As Interview with the Vampire draws to a close, somehow it becomes a movie. The Paris episode ends with a well-staged theatrical event at which a young, naked virgin is sacrificed to the church of vampirism–at least, I think that’s what happened, but I may be getting something wrong in the ritual. As this young woman collapses, so Jordan sees a circle of vamps, all in glossy black, closing over her, like black pansy petals. Where the hell has this director been? you ask–it’s not enough to reply that he was letting Rousselot strut his stuff. The one image makes the rest of the picture seem mannered.

Louis’s coming into the modern era is treated as a trip through film history. At last, someone has noted how well the great parlors of false light suit the vampire’s need for shelter. Maybe this is in Anne Rice, maybe it is Jordan, but the films Louis watches play upon the idea of “sunrise,” the emblem of renewed life and beauty, yet doom to vampires. There is a fascinating transition from Murnau’s American Sunrise back to Nosferatu, horrified to feel the light coming back. Then there are glimpses of Scarlett’s Technicolor dawn and Christopher Reeve’s Superman watching the sun wipe night from the pretty globe.
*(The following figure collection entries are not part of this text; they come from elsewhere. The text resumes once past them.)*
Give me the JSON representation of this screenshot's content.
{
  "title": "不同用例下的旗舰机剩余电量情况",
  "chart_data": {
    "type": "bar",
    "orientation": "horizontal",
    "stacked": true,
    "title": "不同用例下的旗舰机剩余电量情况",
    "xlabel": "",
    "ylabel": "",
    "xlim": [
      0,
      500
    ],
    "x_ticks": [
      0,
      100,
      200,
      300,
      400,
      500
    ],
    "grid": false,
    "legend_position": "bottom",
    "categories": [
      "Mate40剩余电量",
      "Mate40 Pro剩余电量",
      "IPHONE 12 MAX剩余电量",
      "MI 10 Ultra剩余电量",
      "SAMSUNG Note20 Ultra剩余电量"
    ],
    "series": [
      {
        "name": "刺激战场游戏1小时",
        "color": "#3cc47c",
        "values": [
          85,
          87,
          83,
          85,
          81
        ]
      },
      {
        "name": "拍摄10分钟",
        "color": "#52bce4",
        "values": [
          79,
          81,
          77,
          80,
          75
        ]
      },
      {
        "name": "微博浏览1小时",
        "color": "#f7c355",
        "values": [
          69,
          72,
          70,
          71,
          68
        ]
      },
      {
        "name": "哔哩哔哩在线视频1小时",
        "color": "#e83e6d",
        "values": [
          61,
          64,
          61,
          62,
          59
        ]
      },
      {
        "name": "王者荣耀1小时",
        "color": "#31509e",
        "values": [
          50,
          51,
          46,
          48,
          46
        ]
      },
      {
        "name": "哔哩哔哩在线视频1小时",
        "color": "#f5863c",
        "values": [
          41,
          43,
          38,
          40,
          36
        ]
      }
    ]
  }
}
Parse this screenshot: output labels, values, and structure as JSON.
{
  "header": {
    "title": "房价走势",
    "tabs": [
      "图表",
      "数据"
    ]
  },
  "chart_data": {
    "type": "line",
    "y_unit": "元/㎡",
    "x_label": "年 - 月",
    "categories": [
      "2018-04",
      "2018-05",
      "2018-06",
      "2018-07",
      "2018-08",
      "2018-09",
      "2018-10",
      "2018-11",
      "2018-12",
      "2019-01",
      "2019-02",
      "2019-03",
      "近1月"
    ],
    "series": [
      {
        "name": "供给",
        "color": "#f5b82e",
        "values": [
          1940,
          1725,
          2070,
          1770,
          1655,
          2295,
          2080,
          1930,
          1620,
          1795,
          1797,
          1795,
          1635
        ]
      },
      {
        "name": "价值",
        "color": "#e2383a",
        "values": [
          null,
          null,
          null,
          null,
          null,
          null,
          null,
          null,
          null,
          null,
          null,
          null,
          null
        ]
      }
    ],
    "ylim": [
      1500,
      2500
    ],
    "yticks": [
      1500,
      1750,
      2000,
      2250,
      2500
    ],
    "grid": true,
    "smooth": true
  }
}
Surprisingly, there’s no thought of a row of wan vampires enjoying Chris Marker’s Sans soleil. But a marquee gives a kind nod to Tequila Sunrise (better that than Sunrise at Campobello) before we’re restored to the triangular room in downtown San Francisco where Brad Pitt has been putting the lugubrious story on tape for Christian Slater.

The reporter retreats. He gets in his car and heads for the safety of Marin. But on the Golden Gate Bridge, Lestat rears up in the back of the car to stop the spread of the news. There is then that rare thing, a beautiful and necessary rising helicopter shot that soars above the towers of the bridge and turns back to see the city in the rising dawn that comes from Oakland, the Sierras, and the desert. This panorama isn’t just a fancy way of getting off, it speaks accurately to a sense of San Francisco that is held by more than locals. AIDS was not invented here, but gay men made the city a stage where they found ways of keeping the disease at bay. But now one hears in SF that some of those survivors have seen more death than they can bear with hope. Those deaths are not dramatic or epic, like Frankenstein’s monster ennobled in fire and ice. They have no evident solace in parable or metaphor. They are just grisly extinctions, too soon, a remorseless test of courage and character.

Valiant men and women who are HIV attend many funerals. A dozen a year; a hundred they can recall, measuring out their own years with platelet counts. In San Francisco, at Halloween, they make a fearsome vampire street theater in which the comedy and the terror are inseparable–real lovers. It is a kind of defiance. But the same people, in day-light, are crushed by the disease and the list of deaths. They find it harder, or more fanciful, to enter into friendships. And so they slip back into dangerous ways. But their ways. It is their skin and not much else is left to them. These breakdowns of the body are so resolute that our garish movies should curl up and wither in the plain light of their truths.